Signs that your breathlessness is beyond normal include getting winded from activities that didn’t used to bother you, feeling short of breath while walking on flat ground at a normal pace, waking up at night gasping for air, or needing to prop yourself up on extra pillows to breathe comfortably while sleeping. If you’ve started avoiding stairs, declining walks, or skipping physical activities specifically because of how your breathing feels, that’s a meaningful change worth paying attention to.

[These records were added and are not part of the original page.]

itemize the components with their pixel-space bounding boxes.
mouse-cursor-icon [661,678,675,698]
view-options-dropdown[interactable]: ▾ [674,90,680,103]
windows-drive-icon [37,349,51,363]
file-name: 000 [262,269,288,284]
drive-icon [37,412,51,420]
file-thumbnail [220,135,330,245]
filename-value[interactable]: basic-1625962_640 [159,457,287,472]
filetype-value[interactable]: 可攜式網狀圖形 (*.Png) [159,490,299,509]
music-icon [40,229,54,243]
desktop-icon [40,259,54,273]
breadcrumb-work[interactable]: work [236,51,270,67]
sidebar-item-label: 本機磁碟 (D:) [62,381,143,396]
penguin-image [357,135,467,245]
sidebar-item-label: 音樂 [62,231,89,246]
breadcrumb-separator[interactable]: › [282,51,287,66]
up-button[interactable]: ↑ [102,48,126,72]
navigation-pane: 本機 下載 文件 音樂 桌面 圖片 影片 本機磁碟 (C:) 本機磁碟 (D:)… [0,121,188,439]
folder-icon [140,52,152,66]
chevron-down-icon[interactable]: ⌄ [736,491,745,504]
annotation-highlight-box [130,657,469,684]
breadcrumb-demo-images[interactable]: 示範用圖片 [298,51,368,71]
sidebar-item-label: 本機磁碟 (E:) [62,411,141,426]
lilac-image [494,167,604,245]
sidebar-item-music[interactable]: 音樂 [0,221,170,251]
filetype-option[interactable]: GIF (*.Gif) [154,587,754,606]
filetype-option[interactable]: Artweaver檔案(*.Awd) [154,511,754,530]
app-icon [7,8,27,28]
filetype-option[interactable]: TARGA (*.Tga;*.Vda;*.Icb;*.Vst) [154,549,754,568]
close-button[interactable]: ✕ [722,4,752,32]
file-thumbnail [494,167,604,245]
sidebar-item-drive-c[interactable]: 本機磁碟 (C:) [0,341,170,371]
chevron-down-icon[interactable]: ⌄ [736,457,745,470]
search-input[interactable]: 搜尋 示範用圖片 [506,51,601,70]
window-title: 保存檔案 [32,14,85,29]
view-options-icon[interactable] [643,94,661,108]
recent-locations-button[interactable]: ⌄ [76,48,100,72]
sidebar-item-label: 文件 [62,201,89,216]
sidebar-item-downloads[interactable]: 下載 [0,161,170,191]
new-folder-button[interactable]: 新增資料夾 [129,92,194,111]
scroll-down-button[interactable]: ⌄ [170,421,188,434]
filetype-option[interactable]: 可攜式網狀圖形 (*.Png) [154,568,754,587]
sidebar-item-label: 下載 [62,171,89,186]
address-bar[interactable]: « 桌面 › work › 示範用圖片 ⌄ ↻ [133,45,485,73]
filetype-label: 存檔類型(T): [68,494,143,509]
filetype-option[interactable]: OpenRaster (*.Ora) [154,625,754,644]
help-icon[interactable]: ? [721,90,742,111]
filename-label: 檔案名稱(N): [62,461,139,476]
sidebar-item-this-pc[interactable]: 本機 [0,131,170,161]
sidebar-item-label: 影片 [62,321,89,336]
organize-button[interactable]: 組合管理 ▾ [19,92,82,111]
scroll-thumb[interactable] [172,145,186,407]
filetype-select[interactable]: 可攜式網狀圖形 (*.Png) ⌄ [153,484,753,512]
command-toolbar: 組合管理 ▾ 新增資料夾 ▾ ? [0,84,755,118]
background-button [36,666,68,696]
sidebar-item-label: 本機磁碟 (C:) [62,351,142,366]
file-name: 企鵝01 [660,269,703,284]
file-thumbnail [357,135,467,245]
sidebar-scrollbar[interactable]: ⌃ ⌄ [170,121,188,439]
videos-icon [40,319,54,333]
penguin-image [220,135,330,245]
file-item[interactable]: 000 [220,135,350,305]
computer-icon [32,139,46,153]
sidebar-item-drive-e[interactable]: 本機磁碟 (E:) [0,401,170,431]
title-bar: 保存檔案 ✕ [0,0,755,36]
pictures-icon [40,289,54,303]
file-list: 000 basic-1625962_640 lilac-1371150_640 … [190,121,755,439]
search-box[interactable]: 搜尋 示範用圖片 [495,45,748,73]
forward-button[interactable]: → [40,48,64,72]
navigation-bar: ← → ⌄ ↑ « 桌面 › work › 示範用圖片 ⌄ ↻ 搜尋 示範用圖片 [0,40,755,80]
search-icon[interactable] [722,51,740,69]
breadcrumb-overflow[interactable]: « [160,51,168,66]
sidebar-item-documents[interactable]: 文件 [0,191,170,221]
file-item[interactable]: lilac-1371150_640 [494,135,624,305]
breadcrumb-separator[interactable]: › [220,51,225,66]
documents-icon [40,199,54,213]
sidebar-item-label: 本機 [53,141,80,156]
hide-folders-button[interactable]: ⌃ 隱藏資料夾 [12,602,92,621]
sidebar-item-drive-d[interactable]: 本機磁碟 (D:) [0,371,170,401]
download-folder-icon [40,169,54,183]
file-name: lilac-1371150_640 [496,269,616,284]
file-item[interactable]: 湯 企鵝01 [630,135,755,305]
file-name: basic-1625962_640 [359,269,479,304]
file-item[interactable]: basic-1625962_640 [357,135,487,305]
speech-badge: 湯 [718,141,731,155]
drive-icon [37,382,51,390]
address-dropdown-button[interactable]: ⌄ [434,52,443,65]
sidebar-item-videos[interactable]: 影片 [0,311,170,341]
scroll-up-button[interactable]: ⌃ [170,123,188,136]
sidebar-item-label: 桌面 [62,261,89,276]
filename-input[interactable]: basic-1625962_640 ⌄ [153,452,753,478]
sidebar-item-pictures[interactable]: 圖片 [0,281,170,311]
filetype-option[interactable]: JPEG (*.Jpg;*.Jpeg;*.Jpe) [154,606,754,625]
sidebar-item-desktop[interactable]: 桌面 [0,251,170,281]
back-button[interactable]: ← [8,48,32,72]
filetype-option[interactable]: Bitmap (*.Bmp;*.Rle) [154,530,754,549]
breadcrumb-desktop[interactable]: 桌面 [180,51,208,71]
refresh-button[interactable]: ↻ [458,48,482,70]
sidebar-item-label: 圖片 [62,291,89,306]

Gradual onset is particularly tricky. Many people unconsciously slow down or reduce their activity over weeks or months, adapting to worsening breathlessness without realizing it. If someone points out that you seem more winded than you used to be, take that observation seriously.
Common Causes Worth Knowing
Shortness of breath doesn’t always signal a serious problem. Anxiety and panic attacks are among the most common causes, producing rapid breathing, chest tightness, and a terrifying feeling of not getting enough air, even though oxygen levels remain perfectly normal. Deconditioning (being out of shape) is another frequent culprit, causing heavy breathing and a racing heart with relatively minor exertion.
Other common causes include asthma, allergies, anemia (low red blood cells, which reduces oxygen delivery), obesity putting extra pressure on the lungs, and respiratory infections. Heart conditions, chronic lung disease, and blood clots in the lungs are less common but more serious possibilities, particularly when breathlessness comes on suddenly or worsens over a short period.
When Shortness of Breath Is an Emergency
Certain patterns require immediate medical care. Call emergency services if your shortness of breath comes on suddenly and severely, if it’s accompanied by chest pain, fainting, nausea, blue-colored lips or fingernails, or confusion. New breathlessness that develops after a period of immobility, such as after surgery, a long illness, a leg cast, or a long plane or car ride, is a red flag for a blood clot and needs urgent evaluation.
Blue discoloration around the lips or nail beds means your blood oxygen has dropped dangerously low. Changes in mental alertness, like confusion or unusual drowsiness alongside breathing difficulty, signal that your brain isn’t getting enough oxygen. These situations can deteriorate quickly.